Overall, this still a solution that wouldn't be available to many of those accessing websites on a cPanel/WHM server. We will continue monitoring the landscape as browsers that do not support SNI are no longer used and server operating systems begin supporting versions of OpenSSL that support SNI.

[tibbitts]

We would definitely like to have the capability for name-based virtual hosts to have ssl, although I was not aware of the 0.9.8e issue, which would still be a problem for the rh/centos environment. But the client-side really has never been an issue, because many site developers don't hesitate to simply declare that anyone visiting a site needs the very latest browser/flash/java/whatever.

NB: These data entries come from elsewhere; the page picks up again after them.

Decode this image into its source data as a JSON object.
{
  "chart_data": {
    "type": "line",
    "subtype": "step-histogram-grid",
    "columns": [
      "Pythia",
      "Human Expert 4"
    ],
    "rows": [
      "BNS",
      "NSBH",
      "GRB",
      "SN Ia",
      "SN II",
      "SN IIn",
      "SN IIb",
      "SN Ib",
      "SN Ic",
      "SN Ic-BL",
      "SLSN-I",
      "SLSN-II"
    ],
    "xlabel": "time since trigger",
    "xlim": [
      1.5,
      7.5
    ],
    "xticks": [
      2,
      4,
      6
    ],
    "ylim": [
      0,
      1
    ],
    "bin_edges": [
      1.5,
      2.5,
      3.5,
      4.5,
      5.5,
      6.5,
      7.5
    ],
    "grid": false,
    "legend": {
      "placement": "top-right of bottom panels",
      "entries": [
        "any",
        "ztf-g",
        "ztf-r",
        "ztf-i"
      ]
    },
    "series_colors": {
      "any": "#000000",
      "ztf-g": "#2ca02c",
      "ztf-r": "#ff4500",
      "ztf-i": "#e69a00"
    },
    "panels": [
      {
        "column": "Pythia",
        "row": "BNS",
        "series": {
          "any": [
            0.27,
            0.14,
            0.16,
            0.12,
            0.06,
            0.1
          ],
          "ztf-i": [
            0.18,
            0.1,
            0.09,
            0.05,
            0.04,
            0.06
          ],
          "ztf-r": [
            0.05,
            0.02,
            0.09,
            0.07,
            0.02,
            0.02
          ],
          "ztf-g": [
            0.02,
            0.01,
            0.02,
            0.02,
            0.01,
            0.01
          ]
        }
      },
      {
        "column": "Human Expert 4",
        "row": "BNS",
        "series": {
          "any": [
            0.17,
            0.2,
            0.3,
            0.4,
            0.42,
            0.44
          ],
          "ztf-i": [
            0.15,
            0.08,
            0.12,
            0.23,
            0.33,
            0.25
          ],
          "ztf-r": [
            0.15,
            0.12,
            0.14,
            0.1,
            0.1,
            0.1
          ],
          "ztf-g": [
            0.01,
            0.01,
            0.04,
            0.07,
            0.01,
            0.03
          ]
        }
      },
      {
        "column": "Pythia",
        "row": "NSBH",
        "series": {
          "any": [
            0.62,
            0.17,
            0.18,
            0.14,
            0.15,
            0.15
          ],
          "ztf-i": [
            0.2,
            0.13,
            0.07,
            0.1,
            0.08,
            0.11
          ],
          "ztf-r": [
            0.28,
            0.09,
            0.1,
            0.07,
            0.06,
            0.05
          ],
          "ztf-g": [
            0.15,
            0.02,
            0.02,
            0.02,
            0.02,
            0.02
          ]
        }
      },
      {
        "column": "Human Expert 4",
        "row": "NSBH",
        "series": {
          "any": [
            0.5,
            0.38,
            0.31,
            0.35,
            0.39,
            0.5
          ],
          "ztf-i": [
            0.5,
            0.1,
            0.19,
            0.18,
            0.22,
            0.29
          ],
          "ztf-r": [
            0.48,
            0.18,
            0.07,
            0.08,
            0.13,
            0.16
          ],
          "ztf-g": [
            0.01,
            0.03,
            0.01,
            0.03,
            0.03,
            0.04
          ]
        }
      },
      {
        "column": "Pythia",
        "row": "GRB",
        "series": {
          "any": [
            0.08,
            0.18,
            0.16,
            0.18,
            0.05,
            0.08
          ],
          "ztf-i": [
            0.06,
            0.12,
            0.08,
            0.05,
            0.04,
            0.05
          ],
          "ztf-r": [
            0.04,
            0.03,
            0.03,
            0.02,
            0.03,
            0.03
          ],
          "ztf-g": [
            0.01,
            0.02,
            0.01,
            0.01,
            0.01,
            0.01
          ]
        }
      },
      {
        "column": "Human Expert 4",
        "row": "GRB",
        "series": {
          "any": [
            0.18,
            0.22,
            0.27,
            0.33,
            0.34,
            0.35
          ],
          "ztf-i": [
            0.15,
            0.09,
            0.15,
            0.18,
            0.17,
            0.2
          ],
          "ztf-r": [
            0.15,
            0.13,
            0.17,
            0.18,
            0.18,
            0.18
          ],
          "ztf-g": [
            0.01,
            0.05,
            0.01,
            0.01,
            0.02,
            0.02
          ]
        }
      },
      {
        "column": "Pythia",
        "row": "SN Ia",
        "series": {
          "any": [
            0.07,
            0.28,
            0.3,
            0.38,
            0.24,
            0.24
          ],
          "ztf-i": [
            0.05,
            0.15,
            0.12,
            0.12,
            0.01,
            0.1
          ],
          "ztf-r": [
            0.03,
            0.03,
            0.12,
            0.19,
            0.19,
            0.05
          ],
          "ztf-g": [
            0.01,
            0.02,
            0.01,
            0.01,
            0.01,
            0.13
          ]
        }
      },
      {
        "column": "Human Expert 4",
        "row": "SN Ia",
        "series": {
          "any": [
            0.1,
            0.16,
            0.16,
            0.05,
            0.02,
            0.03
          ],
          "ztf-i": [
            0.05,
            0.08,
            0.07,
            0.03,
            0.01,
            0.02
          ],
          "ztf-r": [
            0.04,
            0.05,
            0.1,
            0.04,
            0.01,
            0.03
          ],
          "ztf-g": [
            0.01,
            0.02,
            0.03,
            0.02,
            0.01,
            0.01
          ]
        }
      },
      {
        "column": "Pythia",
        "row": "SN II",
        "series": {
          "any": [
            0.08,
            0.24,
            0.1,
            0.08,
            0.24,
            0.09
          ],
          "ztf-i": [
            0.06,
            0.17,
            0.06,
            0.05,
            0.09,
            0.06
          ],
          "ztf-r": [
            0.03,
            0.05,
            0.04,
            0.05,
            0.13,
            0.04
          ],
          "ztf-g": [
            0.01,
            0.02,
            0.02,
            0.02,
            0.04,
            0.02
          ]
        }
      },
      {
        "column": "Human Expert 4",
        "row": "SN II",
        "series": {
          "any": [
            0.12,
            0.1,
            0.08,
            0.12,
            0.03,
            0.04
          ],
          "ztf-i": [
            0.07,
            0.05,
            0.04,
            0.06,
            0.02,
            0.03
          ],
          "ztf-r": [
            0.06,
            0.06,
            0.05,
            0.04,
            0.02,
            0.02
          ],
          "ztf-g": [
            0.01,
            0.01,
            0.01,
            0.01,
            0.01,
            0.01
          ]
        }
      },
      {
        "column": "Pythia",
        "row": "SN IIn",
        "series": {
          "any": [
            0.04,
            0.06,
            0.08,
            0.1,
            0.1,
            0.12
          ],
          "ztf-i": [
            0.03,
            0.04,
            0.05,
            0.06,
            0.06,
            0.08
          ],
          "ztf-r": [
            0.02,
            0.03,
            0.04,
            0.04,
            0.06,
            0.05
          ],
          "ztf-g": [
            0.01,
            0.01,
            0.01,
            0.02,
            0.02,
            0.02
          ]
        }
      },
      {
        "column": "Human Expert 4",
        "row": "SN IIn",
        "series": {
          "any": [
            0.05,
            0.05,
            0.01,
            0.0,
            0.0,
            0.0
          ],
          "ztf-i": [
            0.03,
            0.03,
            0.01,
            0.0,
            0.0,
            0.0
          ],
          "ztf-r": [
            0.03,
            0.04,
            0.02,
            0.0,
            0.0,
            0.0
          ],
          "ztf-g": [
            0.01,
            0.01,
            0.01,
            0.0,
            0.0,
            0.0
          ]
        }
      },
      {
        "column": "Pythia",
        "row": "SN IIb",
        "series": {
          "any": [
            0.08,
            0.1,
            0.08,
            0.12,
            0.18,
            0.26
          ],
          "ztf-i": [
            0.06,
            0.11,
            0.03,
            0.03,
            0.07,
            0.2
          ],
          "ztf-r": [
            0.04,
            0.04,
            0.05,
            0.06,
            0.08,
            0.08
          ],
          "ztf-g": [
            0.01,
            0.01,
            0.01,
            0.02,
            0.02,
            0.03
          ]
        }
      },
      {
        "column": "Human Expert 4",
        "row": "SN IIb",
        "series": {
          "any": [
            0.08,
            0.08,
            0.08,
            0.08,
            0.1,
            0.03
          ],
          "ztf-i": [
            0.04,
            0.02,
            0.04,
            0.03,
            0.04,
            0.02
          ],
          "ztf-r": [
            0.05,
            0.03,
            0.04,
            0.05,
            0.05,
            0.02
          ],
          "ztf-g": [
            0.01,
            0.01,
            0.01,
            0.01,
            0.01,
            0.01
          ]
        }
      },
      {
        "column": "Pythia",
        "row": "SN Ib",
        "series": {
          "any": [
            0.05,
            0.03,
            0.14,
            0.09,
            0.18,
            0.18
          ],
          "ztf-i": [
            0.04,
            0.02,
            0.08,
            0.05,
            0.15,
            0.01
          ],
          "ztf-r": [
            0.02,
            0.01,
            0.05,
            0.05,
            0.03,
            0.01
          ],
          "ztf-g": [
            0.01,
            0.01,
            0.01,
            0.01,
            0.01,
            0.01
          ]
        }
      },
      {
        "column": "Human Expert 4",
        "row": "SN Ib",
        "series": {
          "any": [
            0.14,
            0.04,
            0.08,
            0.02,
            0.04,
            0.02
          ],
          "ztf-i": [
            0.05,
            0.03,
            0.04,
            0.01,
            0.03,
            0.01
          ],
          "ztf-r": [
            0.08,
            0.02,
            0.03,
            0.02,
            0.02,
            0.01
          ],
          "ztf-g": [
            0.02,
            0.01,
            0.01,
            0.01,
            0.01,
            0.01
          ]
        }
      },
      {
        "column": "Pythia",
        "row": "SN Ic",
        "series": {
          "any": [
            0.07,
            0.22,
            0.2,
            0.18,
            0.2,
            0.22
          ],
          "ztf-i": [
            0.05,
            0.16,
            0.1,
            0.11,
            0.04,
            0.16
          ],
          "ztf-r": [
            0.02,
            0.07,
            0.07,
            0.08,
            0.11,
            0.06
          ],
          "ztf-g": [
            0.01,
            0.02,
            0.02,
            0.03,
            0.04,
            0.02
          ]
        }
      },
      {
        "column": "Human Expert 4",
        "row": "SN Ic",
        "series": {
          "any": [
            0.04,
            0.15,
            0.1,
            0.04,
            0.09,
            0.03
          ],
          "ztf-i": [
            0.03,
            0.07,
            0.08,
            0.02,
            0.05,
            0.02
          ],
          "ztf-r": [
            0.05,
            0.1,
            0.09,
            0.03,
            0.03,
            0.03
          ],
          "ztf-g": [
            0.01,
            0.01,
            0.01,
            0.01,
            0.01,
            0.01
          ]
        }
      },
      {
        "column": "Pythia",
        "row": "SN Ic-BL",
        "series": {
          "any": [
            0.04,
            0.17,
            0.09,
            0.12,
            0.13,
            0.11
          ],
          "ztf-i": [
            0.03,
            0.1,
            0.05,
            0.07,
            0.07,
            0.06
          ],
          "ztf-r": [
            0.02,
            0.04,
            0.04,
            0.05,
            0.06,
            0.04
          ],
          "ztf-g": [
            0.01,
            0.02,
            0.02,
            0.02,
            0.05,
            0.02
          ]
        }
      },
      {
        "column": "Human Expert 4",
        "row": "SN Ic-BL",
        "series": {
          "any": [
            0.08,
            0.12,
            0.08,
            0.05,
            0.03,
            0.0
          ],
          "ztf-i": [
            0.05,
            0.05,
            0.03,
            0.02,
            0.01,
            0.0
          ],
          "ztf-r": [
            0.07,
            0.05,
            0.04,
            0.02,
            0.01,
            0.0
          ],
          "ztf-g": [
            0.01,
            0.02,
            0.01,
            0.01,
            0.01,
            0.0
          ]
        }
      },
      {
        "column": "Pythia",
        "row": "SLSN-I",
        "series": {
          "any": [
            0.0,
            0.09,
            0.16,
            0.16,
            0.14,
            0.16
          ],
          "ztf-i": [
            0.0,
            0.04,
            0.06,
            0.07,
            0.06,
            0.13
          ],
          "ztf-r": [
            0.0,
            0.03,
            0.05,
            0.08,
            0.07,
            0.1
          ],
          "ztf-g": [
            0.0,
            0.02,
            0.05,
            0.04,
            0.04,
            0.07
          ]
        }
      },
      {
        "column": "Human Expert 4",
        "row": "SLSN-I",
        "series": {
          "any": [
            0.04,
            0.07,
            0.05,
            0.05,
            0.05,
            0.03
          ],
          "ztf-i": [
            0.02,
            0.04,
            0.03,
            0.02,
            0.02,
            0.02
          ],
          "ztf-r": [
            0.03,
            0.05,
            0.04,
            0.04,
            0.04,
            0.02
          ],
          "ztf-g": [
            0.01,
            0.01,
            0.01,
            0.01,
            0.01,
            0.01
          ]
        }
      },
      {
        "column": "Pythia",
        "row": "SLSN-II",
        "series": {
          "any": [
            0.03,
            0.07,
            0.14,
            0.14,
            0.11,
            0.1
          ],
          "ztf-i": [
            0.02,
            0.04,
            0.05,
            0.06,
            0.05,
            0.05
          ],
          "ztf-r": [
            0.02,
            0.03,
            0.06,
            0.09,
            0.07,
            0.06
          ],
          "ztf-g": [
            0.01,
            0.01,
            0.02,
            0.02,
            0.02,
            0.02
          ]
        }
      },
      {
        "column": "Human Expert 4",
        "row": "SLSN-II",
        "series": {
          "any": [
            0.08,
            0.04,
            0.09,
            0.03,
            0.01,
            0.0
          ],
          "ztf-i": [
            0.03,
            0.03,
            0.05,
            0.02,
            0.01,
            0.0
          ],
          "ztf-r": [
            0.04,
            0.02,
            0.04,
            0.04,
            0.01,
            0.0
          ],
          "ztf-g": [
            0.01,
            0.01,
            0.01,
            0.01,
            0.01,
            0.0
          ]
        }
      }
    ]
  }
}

I don't know the answer to this, but what happens if you access a site with the extensions for domain-based hosting and ssl? Just the usual certificate warning? Or something else?

Paul

[cpanelkenneth]

But the client-side really has never been an issue, because many site developers don't hesitate to simply declare that anyone visiting a site needs the very latest browser/flash/java/whatever.

If there is any truth to the list in the wikipedia article on SNI (Server Name Indication - Wikipedia, the free encyclopedia), it looks like Opera and Firefox work with SNI on Windows XP. IE, Chrome and Safari don't, on Windows XP. That's news to me.

[anzenketh]

I say due to lack current browser base support it would be a good idea in the future but not now.